Das Atrium direkt unter dem Mezzanine Level ist mit gemütlichen Polstersesseln ausgestattet. Zwar ist dieser Platz nicht gerade eine Liegewiese, aber dennoch ein sehr guter Ort, um ein wenig zu entspannen und die anderen Reisenden zu beobachten.

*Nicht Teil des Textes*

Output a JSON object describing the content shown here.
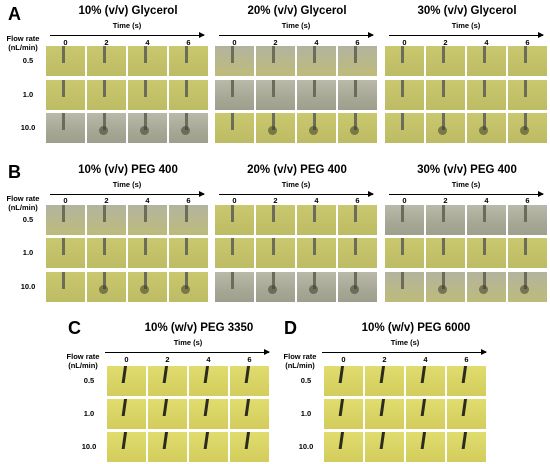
{
  "panels": [
    {
      "letter": "A",
      "titles": [
        "10% (v/v) Glycerol",
        "20% (v/v) Glycerol",
        "30% (v/v) Glycerol"
      ]
    },
    {
      "letter": "B",
      "titles": [
        "10% (v/v) PEG 400",
        "20% (v/v) PEG 400",
        "30% (v/v) PEG 400"
      ]
    },
    {
      "letter": "C",
      "titles": [
        "10% (w/v) PEG 3350"
      ]
    },
    {
      "letter": "D",
      "titles": [
        "10% (w/v) PEG 6000"
      ]
    }
  ],
  "axis": {
    "time_label": "Time (s)",
    "time_ticks": [
      "0",
      "2",
      "4",
      "6"
    ],
    "flow_label_line1": "Flow rate",
    "flow_label_line2": "(nL/min)",
    "flow_rates": [
      "0.5",
      "1.0",
      "10.0"
    ]
  },
  "colors": {
    "yellow": "#c4c268",
    "grey": "#a9aa98",
    "bright_yellow": "#d8d366"
  }
}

Die beste Aussicht für Planespotter

Ein Restaurant mit schickem Blick auf Start- oder Landebahn sucht man im International Terminal leider vergeblich. Wer ein wenig Flugzeuge gucken möchte, dem sei ein Platz am großen Eckfenster am Gate G7 empfohlen. Von dort aus lassen sich gut die startenden Maschinen beobachten.

Kein Platz für Kinder

Kaum zu glauben, aber Eltern mit kleinen Kindern schauen am Flughafen mit dem weltweit größten Passagieraufkommen in die Röhre. Sowohl im International Terminal als auch im restlichen Airport findet sich kein einziger Spielplatz. Deshab ist es auch kein Wunder, dass Atlanta jüngst in einer Studie der US-Webseite travelnerd.com auf Platz eins der kinderunfreundlichsten Airports in den Vereinigten Staaten gelandet ist. Papa und Mama sollten also möglichst viele Bilderbücher und Spielzeug im Handgepäck mitführen, um den Nachwuchs bei Laune zu halten.

Internet mit kleinen Einschränkungen

Der Flughafen ist in Sachen WiFi bestens gerüstet. Wichtige Seiten der Airlines, der Stadt Atlanta und der Autovermieter können kostenlos aufgerufen werden. Für die gesamten Untiefen des Internets werden Reisende jedoch zur Kasse gebeten - knapp fünf US-Dollar verlangt der Flughafen für einen 24-Stunden-Zugang . Positiv ist, dass sich überall im International Terminal Steckdosen (Achtung, US-Adapter ins Handgepäck packen!) und USB-Anschlüsse zum Aufladen von Laptop, Tablet und Handy befinden.

All-inclusive für einen Tag

Wer längere Zeit im International Terminal verbringen muss, der sollte mit dem Gedanken spielen, sich einen Tagespass für den Sky Club von Delta Airlines  zu gönnen. 50 US-Dollar kostet der Zugang zur Lounge, die sich auf dem Mezzanine Level befindet. Im Preis inbegriffen sind dabei nicht nur Getränke und Snacks, sondern auch der WiFi-Zugang. Insbesondere für Geschäftsreisende eine lohnende Investition.

Spaziergang für Kunstfreunde

Einmal die Beine vertreten und ein wenig Kultur genießen? Kein Problem. Auf dem gesamten Flughafengelände finden Kunstausstellungen und sogar kleine Konzertevents  statt. Wer die Zeit hat, sollte sich also auf den Weg machen und die anderen Terminals in Atlanta erkunden. Das geht sowohl zu Fuß als auch mit dem Zug, der die einzelne Abschnitte des Airports miteinander verbindet.